A Comissão de Assuntos Econômicos (CAE) aprovou nesta terça-feira (1º) a isenção de Imposto de Renda sobre aposentadorias e pensões de pessoas com linfangioleiomiomatose (LAM). O Projeto de Lei 2.220/2024, do senador Alan Rick, inclui a doença pulmonar rara e progressiva no rol de benefícios fiscais.
A proposta recebeu parecer favorável da senadora Damares Alves (Republicanos-DF) e foi aprovada em decisão terminativa. Caso não haja recurso para análise do Plenário do Senado, o texto segue para a Câmara dos Deputados. A lei passará a vigorar na data de sua publicação.
A LAM atinge principalmente mulheres entre 20 e 40 anos, provocando falta de ar progressiva, tosse e dor no peito. A limitação respiratória pode levar à aposentadoria precoce por invalidez, exigindo tratamentos que incluem fisioterapia respiratória, medicamentos e, em casos graves, transplante pulmonar.
Alan Rick afirmou que a medida visa auxiliar mulheres que enfrentam custos elevados em tratamentos prolongados. Damares Alves declarou que a isenção é uma forma de compensar os encargos financeiros dos pacientes. O relatório menciona que, embora o Sistema Único de Saúde (SUS) ofereça parte dos cuidados, há gastos com deslocamento a centros de referência e adaptações domiciliares.
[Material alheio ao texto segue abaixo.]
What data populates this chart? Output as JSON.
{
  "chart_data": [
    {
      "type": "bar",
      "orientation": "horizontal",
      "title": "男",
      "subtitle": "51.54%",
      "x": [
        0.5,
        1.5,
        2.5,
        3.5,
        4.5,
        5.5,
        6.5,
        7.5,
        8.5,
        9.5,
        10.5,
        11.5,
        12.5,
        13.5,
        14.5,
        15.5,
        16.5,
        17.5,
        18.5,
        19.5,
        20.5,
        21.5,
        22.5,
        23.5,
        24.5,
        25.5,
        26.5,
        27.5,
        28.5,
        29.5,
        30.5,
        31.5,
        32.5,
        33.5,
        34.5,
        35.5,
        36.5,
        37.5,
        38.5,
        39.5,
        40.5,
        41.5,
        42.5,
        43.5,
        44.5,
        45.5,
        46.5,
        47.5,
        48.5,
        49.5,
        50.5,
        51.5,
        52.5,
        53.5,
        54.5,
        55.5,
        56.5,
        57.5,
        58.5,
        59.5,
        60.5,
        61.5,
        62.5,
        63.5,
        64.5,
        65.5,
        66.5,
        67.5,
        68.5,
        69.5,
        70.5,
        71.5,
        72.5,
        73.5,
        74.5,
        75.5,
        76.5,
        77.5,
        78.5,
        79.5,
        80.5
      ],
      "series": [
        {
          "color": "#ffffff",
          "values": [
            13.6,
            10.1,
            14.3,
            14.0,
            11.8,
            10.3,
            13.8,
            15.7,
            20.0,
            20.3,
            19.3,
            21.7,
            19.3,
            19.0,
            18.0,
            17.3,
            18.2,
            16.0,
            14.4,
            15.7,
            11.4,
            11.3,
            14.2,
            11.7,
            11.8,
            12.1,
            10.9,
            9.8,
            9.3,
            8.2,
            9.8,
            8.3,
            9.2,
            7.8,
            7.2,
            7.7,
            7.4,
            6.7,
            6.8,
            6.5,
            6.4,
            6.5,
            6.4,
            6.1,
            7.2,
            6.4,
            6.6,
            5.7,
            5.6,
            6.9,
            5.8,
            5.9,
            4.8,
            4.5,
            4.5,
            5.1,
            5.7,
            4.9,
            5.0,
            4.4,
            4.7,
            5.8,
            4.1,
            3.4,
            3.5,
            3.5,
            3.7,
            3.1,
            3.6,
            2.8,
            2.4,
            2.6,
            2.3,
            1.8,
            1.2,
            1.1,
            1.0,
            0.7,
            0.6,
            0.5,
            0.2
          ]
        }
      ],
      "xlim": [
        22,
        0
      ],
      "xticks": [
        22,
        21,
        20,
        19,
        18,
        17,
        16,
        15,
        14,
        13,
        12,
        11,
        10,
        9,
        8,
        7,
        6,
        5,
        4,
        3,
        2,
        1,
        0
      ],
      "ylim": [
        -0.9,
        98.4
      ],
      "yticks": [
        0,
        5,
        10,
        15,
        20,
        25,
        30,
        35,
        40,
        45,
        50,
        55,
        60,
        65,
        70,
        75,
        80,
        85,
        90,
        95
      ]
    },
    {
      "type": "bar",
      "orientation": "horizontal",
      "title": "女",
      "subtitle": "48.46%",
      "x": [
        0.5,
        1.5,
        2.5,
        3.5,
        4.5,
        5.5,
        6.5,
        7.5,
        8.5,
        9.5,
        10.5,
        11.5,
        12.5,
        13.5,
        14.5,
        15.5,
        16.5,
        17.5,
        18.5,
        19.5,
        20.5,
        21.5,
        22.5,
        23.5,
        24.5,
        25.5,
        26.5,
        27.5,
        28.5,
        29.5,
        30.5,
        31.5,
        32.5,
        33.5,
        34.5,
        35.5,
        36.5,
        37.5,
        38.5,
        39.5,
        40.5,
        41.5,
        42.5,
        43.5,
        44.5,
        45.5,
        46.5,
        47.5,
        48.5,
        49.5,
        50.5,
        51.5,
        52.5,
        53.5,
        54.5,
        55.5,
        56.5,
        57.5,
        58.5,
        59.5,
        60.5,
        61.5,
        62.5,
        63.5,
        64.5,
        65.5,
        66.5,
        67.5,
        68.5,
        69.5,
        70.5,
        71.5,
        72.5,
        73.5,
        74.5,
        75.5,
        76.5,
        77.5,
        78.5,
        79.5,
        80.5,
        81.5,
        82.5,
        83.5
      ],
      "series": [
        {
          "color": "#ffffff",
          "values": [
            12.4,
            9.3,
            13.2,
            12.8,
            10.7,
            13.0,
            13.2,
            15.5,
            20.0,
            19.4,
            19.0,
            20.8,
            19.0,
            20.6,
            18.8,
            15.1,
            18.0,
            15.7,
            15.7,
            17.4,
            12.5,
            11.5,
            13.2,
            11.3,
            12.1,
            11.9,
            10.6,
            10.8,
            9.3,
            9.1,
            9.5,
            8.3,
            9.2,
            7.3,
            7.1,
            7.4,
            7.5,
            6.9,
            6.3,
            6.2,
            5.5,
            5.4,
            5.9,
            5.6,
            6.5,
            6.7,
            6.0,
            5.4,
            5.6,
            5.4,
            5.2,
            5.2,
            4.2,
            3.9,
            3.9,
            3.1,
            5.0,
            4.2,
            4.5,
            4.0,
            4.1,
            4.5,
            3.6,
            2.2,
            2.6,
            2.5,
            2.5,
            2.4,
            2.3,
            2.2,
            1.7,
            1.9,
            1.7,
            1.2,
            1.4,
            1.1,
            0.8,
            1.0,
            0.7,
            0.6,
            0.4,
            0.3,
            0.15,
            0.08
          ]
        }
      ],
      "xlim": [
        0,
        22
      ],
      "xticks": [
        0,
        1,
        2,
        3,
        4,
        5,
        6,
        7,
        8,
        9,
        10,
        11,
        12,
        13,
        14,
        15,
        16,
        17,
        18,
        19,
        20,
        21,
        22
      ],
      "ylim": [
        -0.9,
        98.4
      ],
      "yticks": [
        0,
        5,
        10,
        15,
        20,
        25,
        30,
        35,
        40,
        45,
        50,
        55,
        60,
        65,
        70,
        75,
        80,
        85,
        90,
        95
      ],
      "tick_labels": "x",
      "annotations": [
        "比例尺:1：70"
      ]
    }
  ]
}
A legislação atual já prevê a isenção do tributo sobre proventos de aposentadoria, reforma ou pensão para portadores de certas doenças graves, mas o benefício não se aplica a rendimentos de quem continua trabalhando.
A renúncia de receita estimada pela Consultoria de Orçamento, Fiscalização e Controle é de R$ 1,652 milhão entre agosto e dezembro de 2026, R$ 4,195 milhões em 2027 e R$ 4,435 milhões em 2028.